Further, even after 1922, the Soviet Union was not a static entity: like all governing bodies, the Soviet Union evolved and changed to meet the demands of a dynamic internal and international situation and to conform to the personal desires of various leaders, whether Lenin, Trotsky, Stalin, or someone else. Consequently, those of us who grew up during the height of the Cold War, when children and parents alike feared nuclear war between the US and USSR, should not impose our memories of the Soviet Union in the 1960s and beyond on the earliest Soviet state of the 1920s and 1930s. There were similarities and continuities, to be sure, but each period should be examined on its own terms, so that our understanding of life in the Soviet Union at any particular moment is true to the facts as we know them.

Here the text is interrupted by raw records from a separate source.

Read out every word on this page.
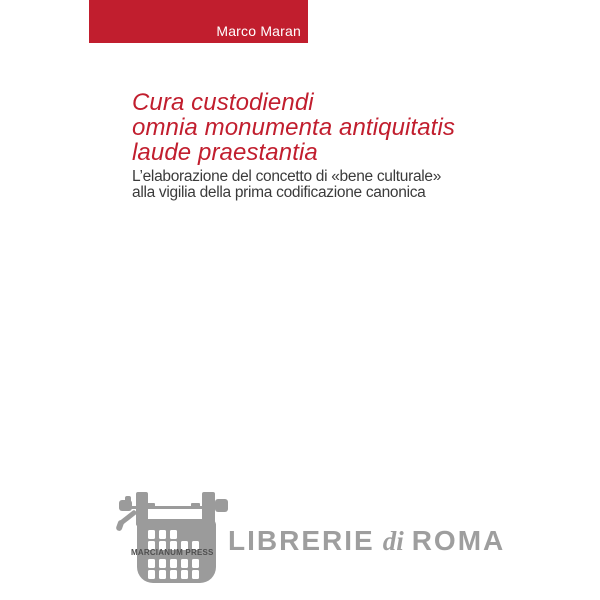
Marco Maran
Cura custodiendi
omnia monumenta antiquitatis
laude praestantia
L’elaborazione del concetto di «bene culturale»
alla vigilia della prima codificazione canonica
MARCIANUM PRESS LIBRERIE di ROMA
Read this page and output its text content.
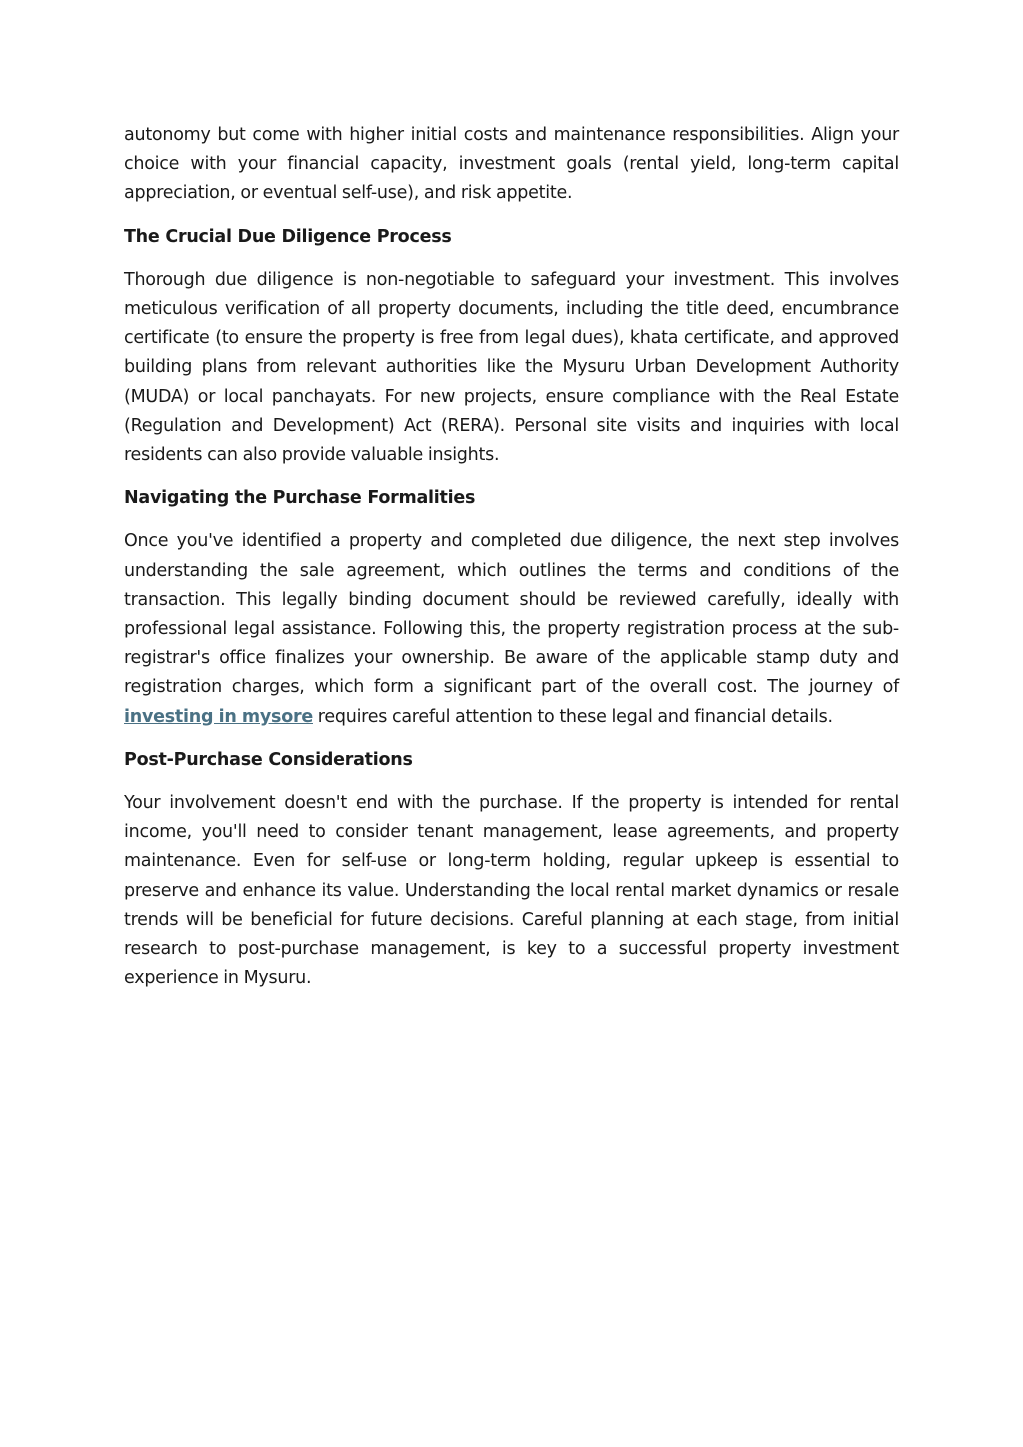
autonomy but come with higher initial costs and maintenance responsibilities. Align your choice with your financial capacity, investment goals (rental yield, long-term capital appreciation, or eventual self-use), and risk appetite.

The Crucial Due Diligence Process

Thorough due diligence is non-negotiable to safeguard your investment. This involves meticulous verification of all property documents, including the title deed, encumbrance certificate (to ensure the property is free from legal dues), khata certificate, and approved building plans from relevant authorities like the Mysuru Urban Development Authority (MUDA) or local panchayats. For new projects, ensure compliance with the Real Estate (Regulation and Development) Act (RERA). Personal site visits and inquiries with local residents can also provide valuable insights.

Navigating the Purchase Formalities

Once you've identified a property and completed due diligence, the next step involves understanding the sale agreement, which outlines the terms and conditions of the transaction. This legally binding document should be reviewed carefully, ideally with professional legal assistance. Following this, the property registration process at the sub-registrar's office finalizes your ownership. Be aware of the applicable stamp duty and registration charges, which form a significant part of the overall cost. The journey of investing in mysore requires careful attention to these legal and financial details.

Post-Purchase Considerations

Your involvement doesn't end with the purchase. If the property is intended for rental income, you'll need to consider tenant management, lease agreements, and property maintenance. Even for self-use or long-term holding, regular upkeep is essential to preserve and enhance its value. Understanding the local rental market dynamics or resale trends will be beneficial for future decisions. Careful planning at each stage, from initial research to post-purchase management, is key to a successful property investment experience in Mysuru.
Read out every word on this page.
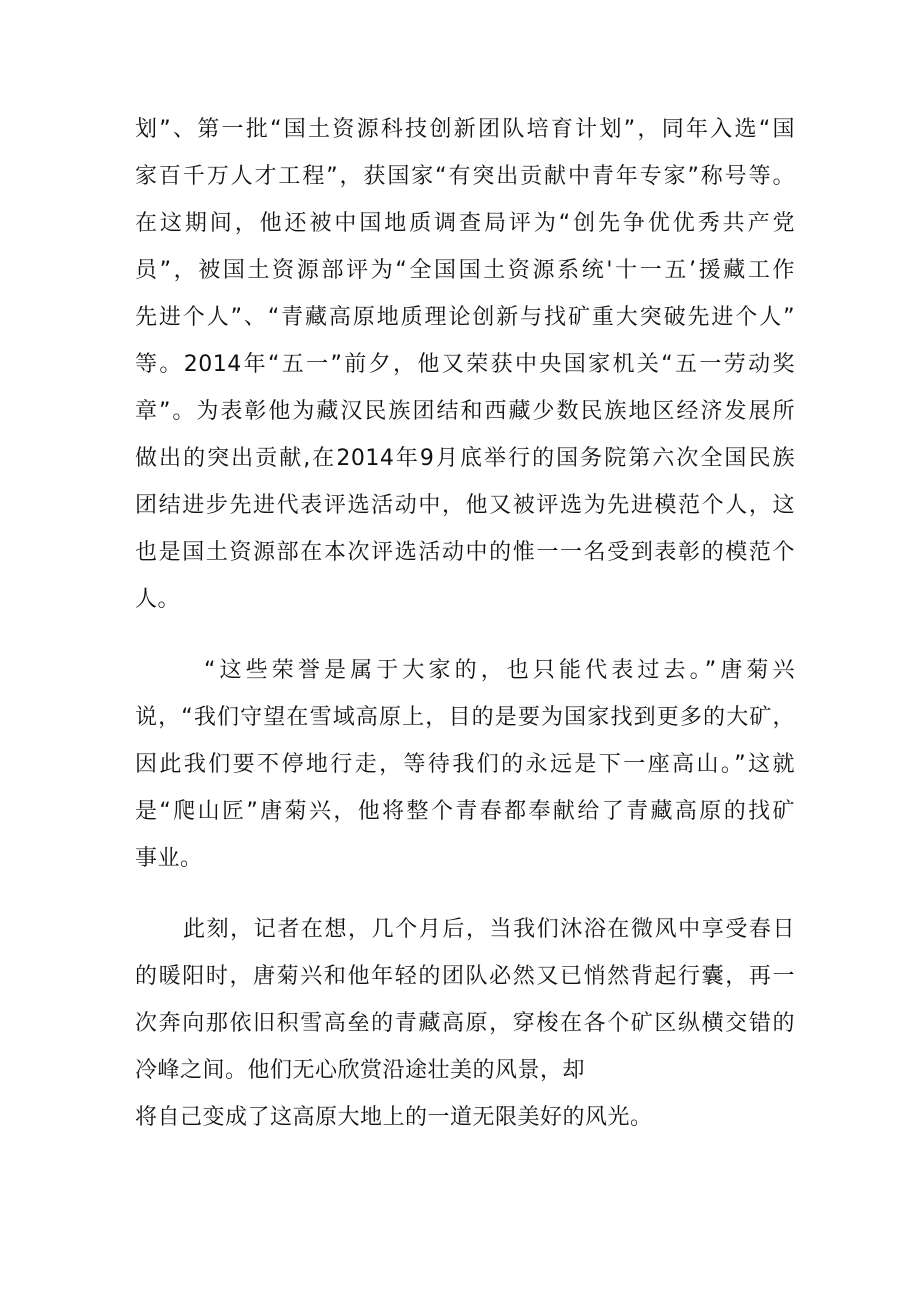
划”、第一批“国土资源科技创新团队培育计划”，同年入选“国
家百千万人才工程”，获国家“有突出贡献中青年专家”称号等。
在这期间，他还被中国地质调查局评为“创先争优优秀共产党
员”，被国土资源部评为“全国国土资源系统'十一五’援藏工作
先进个人”、“青藏高原地质理论创新与找矿重大突破先进个人”
等。2014年“五一”前夕，他又荣获中央国家机关“五一劳动奖
章”。为表彰他为藏汉民族团结和西藏少数民族地区经济发展所
做出的突出贡献,在2014年9月底举行的国务院第六次全国民族
团结进步先进代表评选活动中，他又被评选为先进模范个人，这
也是国土资源部在本次评选活动中的惟一一名受到表彰的模范个
人。
“这些荣誉是属于大家的，也只能代表过去。”唐菊兴
说，“我们守望在雪域高原上，目的是要为国家找到更多的大矿，
因此我们要不停地行走，等待我们的永远是下一座高山。”这就
是“爬山匠”唐菊兴，他将整个青春都奉献给了青藏高原的找矿
事业。
此刻，记者在想，几个月后，当我们沐浴在微风中享受春日
的暖阳时，唐菊兴和他年轻的团队必然又已悄然背起行囊，再一
次奔向那依旧积雪高垒的青藏高原，穿梭在各个矿区纵横交错的
冷峰之间。他们无心欣赏沿途壮美的风景，却
将自己变成了这高原大地上的一道无限美好的风光。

Second, although the series refers to Bullers in the Soviet Union, the scarcity of family-specific data will frequently require us to discuss the Mennonite experience in general, then apply what we learn to any Bullers who may have been under Soviet control at that time. We will, to be sure, seek to identify specific Bullers in the historical record, and we will also attempt to place them on the family tree.
We will begin, I imagine, with David Buller and his son Heinrich, during the last days of the Russian monarchy. However, we will also touch on other Bullers we can identify, including Katya Buller’s family in Kleefeld, a family of Bullers we discovered earlier seeking to escape Soviet control, and, I believe, even one Buller member of the Soviet Communist Party. With any luck, other Bullers will step out of the mists of history and take their rightful place in our larger family story.
The investigation will be informed, of course, by various resources, but two deserve special mention. First, Russia: A History (Freeze 2009) offers a scholarly but highly accessible account of Russian history from Kievan Rus in the late ninth century through Vladimir Putin in the early twenty-first century. Our general history of the Russian/Soviet context will be heavily informed by the narrative offered there. Second, our understanding of the Mennonite experience within the Soviet context will depend greatly on a series of lectures by Terry Martin on “The Russian Mennonite Encounter with the Soviet State, 1917–1955” (Martin 2002). Martin’s three lectures on this topic are freely available for anyone to read, and I encourage those who wish to understand the Mennonite experience in the first half-century of Soviet rule to read these lectures more than once.
With this background set, we are ready to begin the series proper. Our approach will be to describe as fully as necessary the historical context of a particular moment in Russian/Soviet history, then locate the Mennonite community and any Bullers known to us in that time and place. Our goal in all of this will be not only to learn both the names and lineages of members of our broader family but also to appreciate the challenges they faced during the waning of the Russian Empire and the rise and growth of the Soviet Union.
Sources Cited
Freeze, Gregory L., ed. 2009. Russia: A History. 3rd ed. Oxford: Oxford University Press.
Martin, Terry. 2002. The Russian Mennonite Encounter with the Soviet State, 1917–1955. Conrad Grebel Review 20:5–59. Available online here.